Seven years ago our book, Toxic Sludge Is Good For You, broke the story of how the U.S. Environmental Protection Agency (EPA) was disposing of toxic sewage sludge by calling it "biosolids, a natural organic fertilizer," and allowing it to be dumped on farmland across the US. Today 70% of the nation's toxic sewage sludge is spread on cropland, a major environmental scandal and a threat to public health. Reuters reports that a National Academy of Sciences panel, led by Thomas Burke of Johns Hopkins University's department of health policy, urged the EPA to assess the risks from sludge. "There is a serious lack of health-related information about populations exposed to treated sewage sludge," Burke said.
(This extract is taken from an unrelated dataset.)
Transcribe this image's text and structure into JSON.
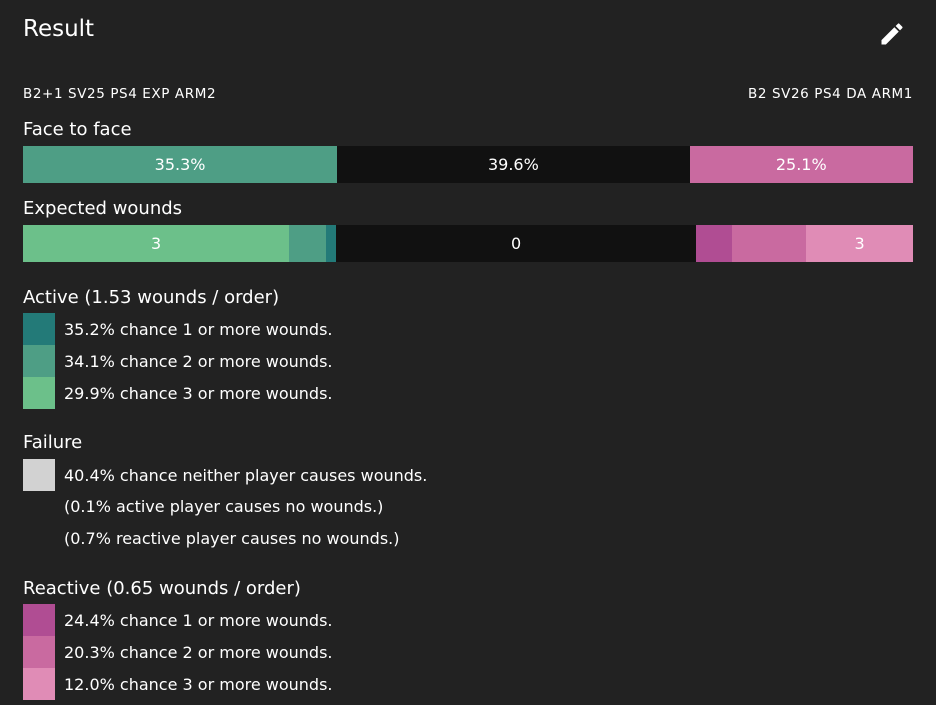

Meanwhile EPA microbiologist David Lewis, who has broken ranks with the agency's official pro-sludge position, has published a study of people living near areas where sewage sludge is used as fertilizer, showing that they are often "plagued with infections" and symptoms including burning eyes, burning lungs, skin rashes and other symptoms of chemical irritation. Notwithstanding the courage of whistleblowers like Lewis, however, asking the EPA to investigate sewage sludge is like asking Enron to investigate itself. As citizen activists like Jim Bynum have proven, the EPA has been the driving force behind dumping toxic sludge on farmland and then harassing and belittling victims of sludge poisoning.